Social Enterprise Newsletter, Spring 2002

photo of W. Carl Kester - photo credit - Harbus Staff Photographer

W. Carl Kester, Senior Associate Dean and MBA Program Chair

Many HBS alumni have emerged as leaders in careers that cross multiple sectors. To help graduates experience leadership challenges in the social and public sectors early in their careers, the School has initiated the Service Leadership Fellows Program (SLFP), which offers postgraduate fellowships in nonprofit or governmental organizations to a select group of graduating MBA students.

At the program's launch in February, Professor W. Carl Kester, senior associate dean and MBA Program chair, noted that SLFP is "consistent with the School's mission and what we think leaders need to learn about in order to be effective in the for-profit, nonprofit, and public sectors."

photo of Michael E. Porter - photo credit - Harbus Staff Photographer

Professor Michael E. Porter

HBS will identify high-impact projects and subsidize fellows' salaries, to make the program a tremendous learning experience for graduates and affordable for sponsoring organizations.

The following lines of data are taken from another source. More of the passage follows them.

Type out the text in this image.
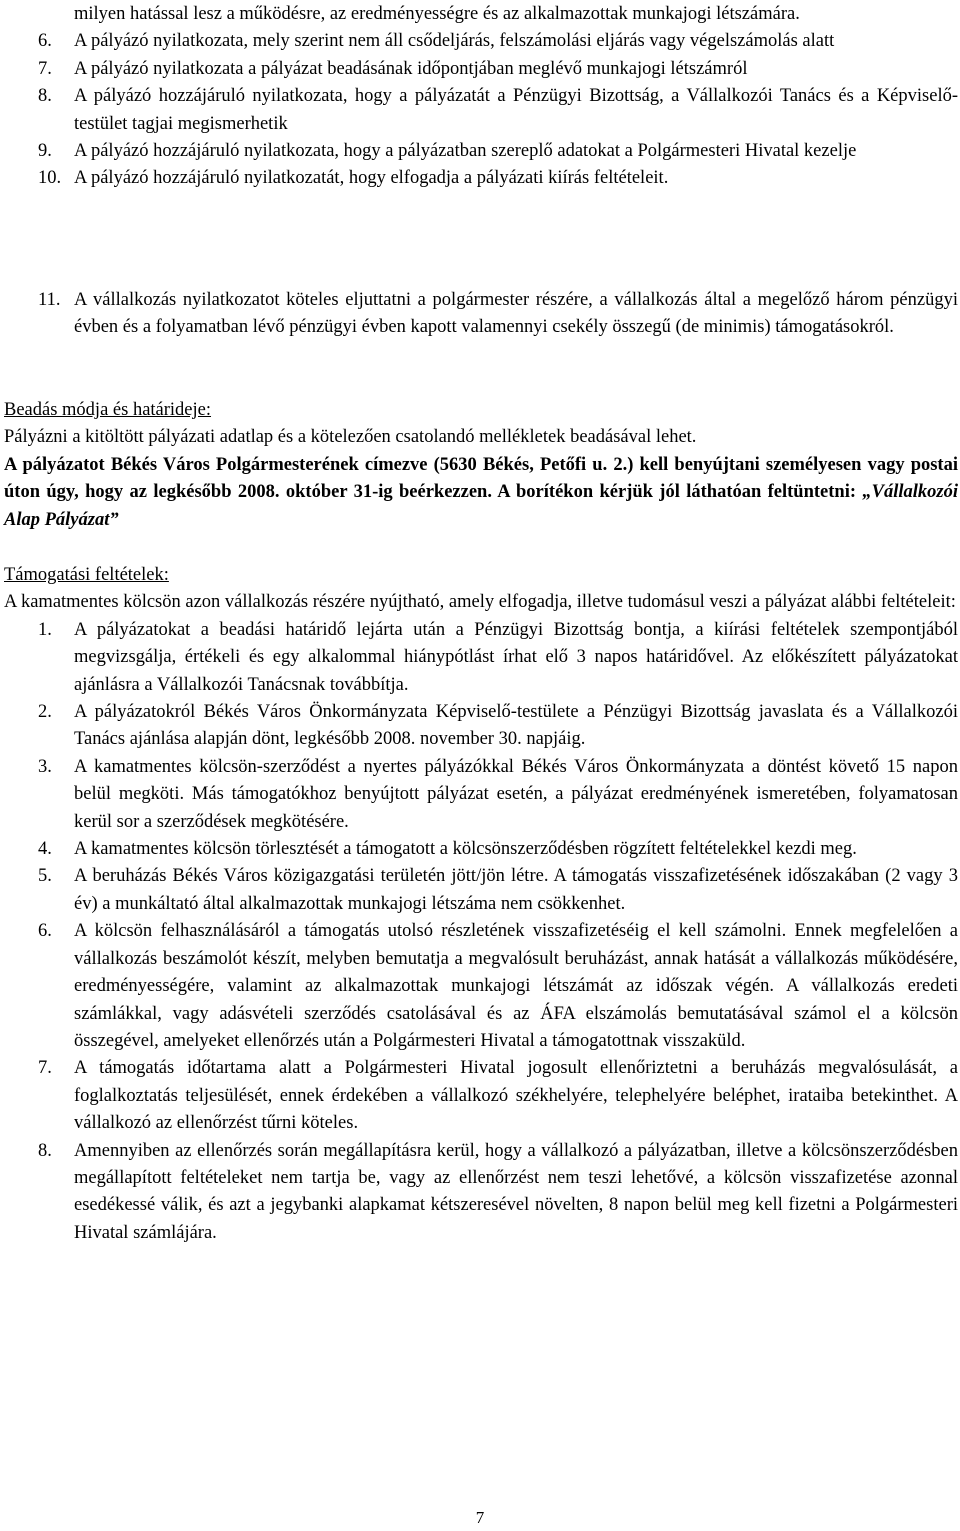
milyen hatással lesz a működésre, az eredményességre és az alkalmazottak munkajogi létszámára.
6. A pályázó nyilatkozata, mely szerint nem áll csődeljárás, felszámolási eljárás vagy végelszámolás alatt
7. A pályázó nyilatkozata a pályázat beadásának időpontjában meglévő munkajogi létszámról
8. A pályázó hozzájáruló nyilatkozata, hogy a pályázatát a Pénzügyi Bizottság, a Vállalkozói Tanács és a Képviselő-testület tagjai megismerhetik
9. A pályázó hozzájáruló nyilatkozata, hogy a pályázatban szereplő adatokat a Polgármesteri Hivatal kezelje
10. A pályázó hozzájáruló nyilatkozatát, hogy elfogadja a pályázati kiírás feltételeit.
11. A vállalkozás nyilatkozatot köteles eljuttatni a polgármester részére, a vállalkozás által a megelőző három pénzügyi évben és a folyamatban lévő pénzügyi évben kapott valamennyi csekély összegű (de minimis) támogatásokról.

Beadás módja és határideje:

Pályázni a kitöltött pályázati adatlap és a kötelezően csatolandó mellékletek beadásával lehet.

A pályázatot Békés Város Polgármesterének címezve (5630 Békés, Petőfi u. 2.) kell benyújtani személyesen vagy postai úton úgy, hogy az legkésőbb 2008. október 31-ig beérkezzen. A borítékon kérjük jól láthatóan feltüntetni: „Vállalkozói Alap Pályázat”

Támogatási feltételek:

A kamatmentes kölcsön azon vállalkozás részére nyújtható, amely elfogadja, illetve tudomásul veszi a pályázat alábbi feltételeit:

1. A pályázatokat a beadási határidő lejárta után a Pénzügyi Bizottság bontja, a kiírási feltételek szempontjából megvizsgálja, értékeli és egy alkalommal hiánypótlást írhat elő 3 napos határidővel. Az előkészített pályázatokat ajánlásra a Vállalkozói Tanácsnak továbbítja.
2. A pályázatokról Békés Város Önkormányzata Képviselő-testülete a Pénzügyi Bizottság javaslata és a Vállalkozói Tanács ajánlása alapján dönt, legkésőbb 2008. november 30. napjáig.
3. A kamatmentes kölcsön-szerződést a nyertes pályázókkal Békés Város Önkormányzata a döntést követő 15 napon belül megköti. Más támogatókhoz benyújtott pályázat esetén, a pályázat eredményének ismeretében, folyamatosan kerül sor a szerződések megkötésére.
4. A kamatmentes kölcsön törlesztését a támogatott a kölcsönszerződésben rögzített feltételekkel kezdi meg.
5. A beruházás Békés Város közigazgatási területén jött/jön létre. A támogatás visszafizetésének időszakában (2 vagy 3 év) a munkáltató által alkalmazottak munkajogi létszáma nem csökkenhet.
6. A kölcsön felhasználásáról a támogatás utolsó részletének visszafizetéséig el kell számolni. Ennek megfelelően a vállalkozás beszámolót készít, melyben bemutatja a megvalósult beruházást, annak hatását a vállalkozás működésére, eredményességére, valamint az alkalmazottak munkajogi létszámát az időszak végén. A vállalkozás eredeti számlákkal, vagy adásvételi szerződés csatolásával és az ÁFA elszámolás bemutatásával számol el a kölcsön összegével, amelyeket ellenőrzés után a Polgármesteri Hivatal a támogatottnak visszaküld.
7. A támogatás időtartama alatt a Polgármesteri Hivatal jogosult ellenőriztetni a beruházás megvalósulását, a foglalkoztatás teljesülését, ennek érdekében a vállalkozó székhelyére, telephelyére beléphet, irataiba betekinthet. A vállalkozó az ellenőrzést tűrni köteles.
8. Amennyiben az ellenőrzés során megállapításra kerül, hogy a vállalkozó a pályázatban, illetve a kölcsönszerződésben megállapított feltételeket nem tartja be, vagy az ellenőrzést nem teszi lehetővé, a kölcsön visszafizetése azonnal esedékessé válik, és azt a jegybanki alapkamat kétszeresével növelten, 8 napon belül meg kell fizetni a Polgármesteri Hivatal számlájára.
7
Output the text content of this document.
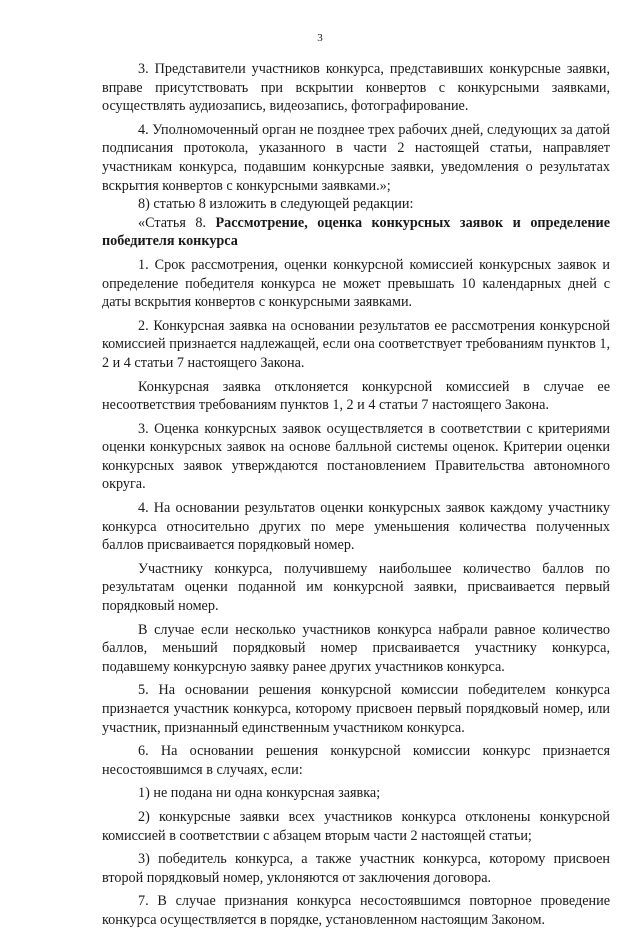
3

3. Представители участников конкурса, представивших конкурсные заявки, вправе присутствовать при вскрытии конвертов с конкурсными заявками, осуществлять аудиозапись, видеозапись, фотографирование.

4. Уполномоченный орган не позднее трех рабочих дней, следующих за датой подписания протокола, указанного в части 2 настоящей статьи, направляет участникам конкурса, подавшим конкурсные заявки, уведомления о результатах вскрытия конвертов с конкурсными заявками.»;

8) статью 8 изложить в следующей редакции:

«Статья 8. Рассмотрение, оценка конкурсных заявок и определение победителя конкурса

1. Срок рассмотрения, оценки конкурсной комиссией конкурсных заявок и определение победителя конкурса не может превышать 10 календарных дней с даты вскрытия конвертов с конкурсными заявками.

2. Конкурсная заявка на основании результатов ее рассмотрения конкурсной комиссией признается надлежащей, если она соответствует требованиям пунктов 1, 2 и 4 статьи 7 настоящего Закона.

Конкурсная заявка отклоняется конкурсной комиссией в случае ее несоответствия требованиям пунктов 1, 2 и 4 статьи 7 настоящего Закона.

3. Оценка конкурсных заявок осуществляется в соответствии с критериями оценки конкурсных заявок на основе балльной системы оценок. Критерии оценки конкурсных заявок утверждаются постановлением Правительства автономного округа.

4. На основании результатов оценки конкурсных заявок каждому участнику конкурса относительно других по мере уменьшения количества полученных баллов присваивается порядковый номер.

Участнику конкурса, получившему наибольшее количество баллов по результатам оценки поданной им конкурсной заявки, присваивается первый порядковый номер.

В случае если несколько участников конкурса набрали равное количество баллов, меньший порядковый номер присваивается участнику конкурса, подавшему конкурсную заявку ранее других участников конкурса.

5. На основании решения конкурсной комиссии победителем конкурса признается участник конкурса, которому присвоен первый порядковый номер, или участник, признанный единственным участником конкурса.

6. На основании решения конкурсной комиссии конкурс признается несостоявшимся в случаях, если:

1) не подана ни одна конкурсная заявка;

2) конкурсные заявки всех участников конкурса отклонены конкурсной комиссией в соответствии с абзацем вторым части 2 настоящей статьи;

3) победитель конкурса, а также участник конкурса, которому присвоен второй порядковый номер, уклоняются от заключения договора.

7. В случае признания конкурса несостоявшимся повторное проведение конкурса осуществляется в порядке, установленном настоящим Законом.
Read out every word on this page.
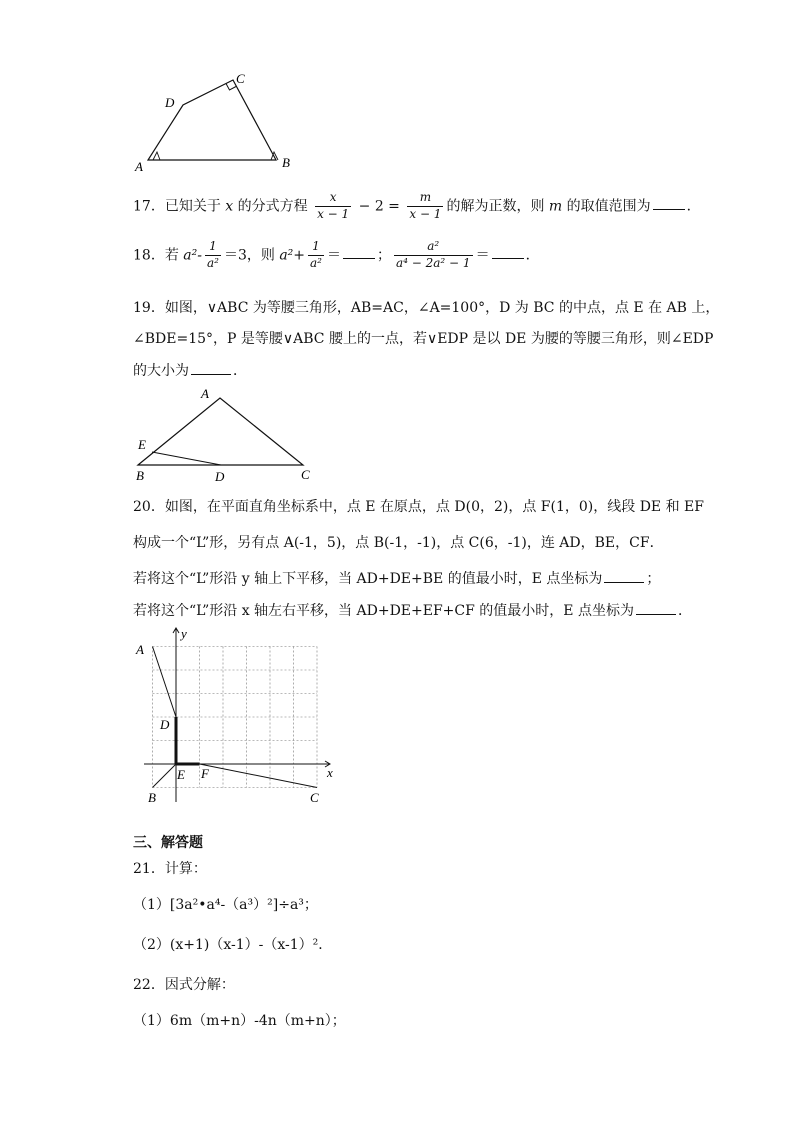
A	B
C
D
17．已知关于 x 的分式方程 $\frac{x}{x - 1} - 2 = \frac{m}{x - 1}$ 的解为正数，则 m 的取值范围为	．
18．若 $a^2- \frac{1}{\text{a²}} =3$，则 $a^2+ \frac{1}{\text{a²}}$ ＝	； $\frac{\text{a²}}{\text{a⁴ − 2a² − 1}}$ ＝	．
19．如图，∨ABC 为等腰三角形，AB=AC，∠A=100°，D 为 BC 的中点，点 E 在 AB 上，
∠BDE=15°，P 是等腰∨ABC 腰上的一点，若∨EDP 是以 DE 为腰的等腰三角形，则∠EDP
的大小为	．
A
B	C
D
E
20．如图，在平面直角坐标系中，点 E 在原点，点 D(0，2)，点 F(1，0)，线段 DE 和 EF
构成一个“L”形，另有点 A(-1，5)，点 B(-1，-1)，点 C(6，-1)，连 AD，BE，CF．
若将这个“L”形沿 y 轴上下平移，当 AD+DE+BE 的值最小时，E 点坐标为	；
若将这个“L”形沿 x 轴左右平移，当 AD+DE+EF+CF 的值最小时，E 点坐标为	．
A
B	C
D
E F	x
y
三、解答题
21．计算：
（1）[3a²•a⁴-（a³）²]÷a³；
（2）(x+1)（x-1）-（x-1）²．
22．因式分解：
（1）6m（m+n）-4n（m+n）；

After participating in a highly selective process, Class of 2002 graduates will spend one year in assignments with organizations such as the International Rescue Committee, which provides relief, protection, and resettlement services for refugees and victims of oppression and violent conflict; Comunidade Solidária, Brazil's largest antipoverty organization; and the governor of Mississippi's economic development program.

photo of V. Katsuri Rangan - photo credit - Paul Tepley

Professor V. Katsuri Rangan

The catalyst for SLFP, University Professor Michael E. Porter envisions a network of Service Fellow alumni who will stay connected as they manage the overlapping relationships between the business, government, and nonprofit sectors throughout their lives.

Professor V. Kasturi Rangan, founding cochair of the Initiative on Social Enterprise, sees the Service Fellows as "change agents who will have an impact long beyond their tenure."